W3C home > Mailing lists > Public > www-style@w3.org > March 2013

Re: [css3-multicol] overflow inside multicol elements

From: David Hyatt <hyatt@apple.com>
Date: Tue, 05 Mar 2013 14:12:14 -0600
Cc: Alan Stearns <stearns@adobe.com>, James Holderness <j4_james@hotmail.com>, "www-style@w3.org" <www-style@w3.org>
Message-id: <0FC836FD-DA18-4F00-ACD3-C038DDB65C6C@apple.com>
To: robert@ocallahan.org
On Mar 4, 2013, at 10:26 PM, Robert O'Callahan <robert@ocallahan.org> wrote:

> If a column contains a relatively positioned inline element that extends across multiple lines, and its relative positioning pushes its bottom edge below the end of a column, how would you break it vertically?
> 
> If the answer is "slice it visually", i.e. allow a line to be cut in half along the horizontal axis, I wouldn't consider that any "safer to use" than what Firefox/IE/Opera have implemented.
> 

Yes, we just slice relative positioned objects and transforms visually. Does that look good? Not particularly, but when the content is *not* sliced, i.e., because it fully fit in the previous column, then it remains accessible and looks fine. Note that if the multicolumn block has overflow:hidden (which again will be common when you're paginating an entire document, you'll see a bad-looking slice with your approach as well), or you won't see the content at all if it is fully out of view.

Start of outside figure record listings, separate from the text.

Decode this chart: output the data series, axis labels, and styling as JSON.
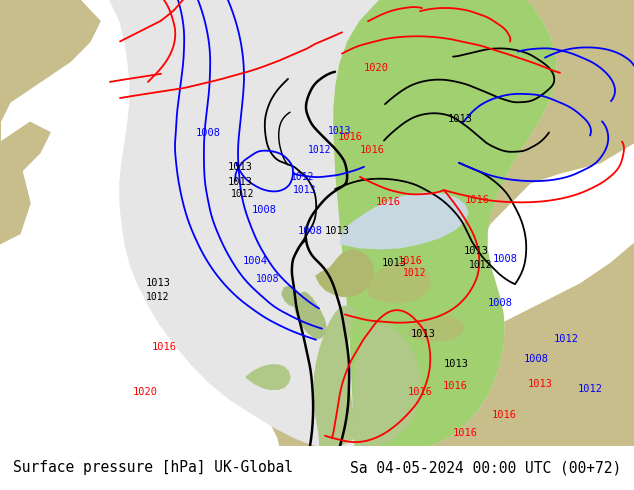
{
  "title_left": "Surface pressure [hPa] UK-Global",
  "title_right": "Sa 04-05-2024 00:00 UTC (00+72)",
  "fig_width": 6.34,
  "fig_height": 4.9,
  "dpi": 100,
  "bg_ocean": "#c0c0c0",
  "bg_land_outside": "#c8be8c",
  "domain_fill": "#e8e8e8",
  "green_fill": "#a8d878",
  "land_fill": "#b8b878",
  "sea_fill": "#c8c8c8",
  "title_fontsize": 10.5
}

Here is a summary of possible behaviors and pros/cons:

(1) Vertical offsets are outside the column flow.
   (a) Pros - Arguably the most intuitive behavior per the current CSS specifications. No bad slicing when overflow is visible.
   (b) Cons - Content becomes inaccessible or is sliced badly when the column block is clipped. Doesn't match how printing or vertical pagination works.

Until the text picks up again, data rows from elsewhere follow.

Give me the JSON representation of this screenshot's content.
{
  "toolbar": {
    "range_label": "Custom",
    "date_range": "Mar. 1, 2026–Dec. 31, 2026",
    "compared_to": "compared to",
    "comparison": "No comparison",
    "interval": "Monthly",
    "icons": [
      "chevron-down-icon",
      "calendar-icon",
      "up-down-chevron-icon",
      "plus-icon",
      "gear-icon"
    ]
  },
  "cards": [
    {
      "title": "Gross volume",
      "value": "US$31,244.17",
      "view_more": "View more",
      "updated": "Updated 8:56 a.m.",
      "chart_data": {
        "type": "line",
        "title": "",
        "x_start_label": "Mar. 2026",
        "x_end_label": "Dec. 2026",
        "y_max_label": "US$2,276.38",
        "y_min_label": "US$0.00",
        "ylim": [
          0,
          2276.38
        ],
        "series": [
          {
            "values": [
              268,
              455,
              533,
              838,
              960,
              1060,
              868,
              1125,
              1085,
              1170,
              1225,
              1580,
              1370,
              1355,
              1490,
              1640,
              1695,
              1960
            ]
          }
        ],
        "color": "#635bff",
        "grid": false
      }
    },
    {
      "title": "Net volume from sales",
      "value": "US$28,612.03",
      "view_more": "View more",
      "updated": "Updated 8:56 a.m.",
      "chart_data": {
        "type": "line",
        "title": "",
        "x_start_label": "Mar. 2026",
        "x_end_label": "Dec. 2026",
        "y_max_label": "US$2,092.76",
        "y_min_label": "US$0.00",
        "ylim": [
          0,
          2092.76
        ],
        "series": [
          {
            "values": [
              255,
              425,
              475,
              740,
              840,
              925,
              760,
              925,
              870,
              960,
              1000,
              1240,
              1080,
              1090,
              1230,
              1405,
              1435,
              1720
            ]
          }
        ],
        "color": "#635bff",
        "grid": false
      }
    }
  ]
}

(2) Vertical offsets are in the flow, relative positioned object paginates at its original position.
   (a) Pros - Content is never lost, even when the column block is clipped.
   (b) Cons - Authors using multicolumn blocks that don't fill a viewport might find the behavior unintuitive. Content is sliced badly when it splits across columns.

(3) Vertical offsets are in the flow, relative positioned object paginates at its final position.
    (a) Pros - Content is never lost, even when the column block is clipped. No bad slices ever occur.
    (b) Cons - Relative positioning is being taken into account prior to layout, which does not match the current spec.

(4) Hybrid approach based off whether the content fits in previous/next column, UA is free to put the content in a previous page/column if it doesn't result in bad slicing.
    (a) Pros - Content at least has a shot at remaining visible more often when column block is clipped.
    (b) Cons - Authors might be confused by the dual behavior (e.g., spilling out when it can't fit within next/previous column, but pushing otherwise).

(5) Hybrid approach based off clipping of the column block. UA is free to try to keep the content accessible if it would otherwise be lost.
    (a) Pros - Behaves as authors expect when overflow is visible on column block. Only makes the advanced decision to keep vertical offsets in flow when the content would otherwise be lost.
    (b) Cons - Authors might be surprised by this behavior when the block is clipped, but then again, this behavior would match printing more closely, which might arguably be what the author wants if they set up the clip on the multicolumn block.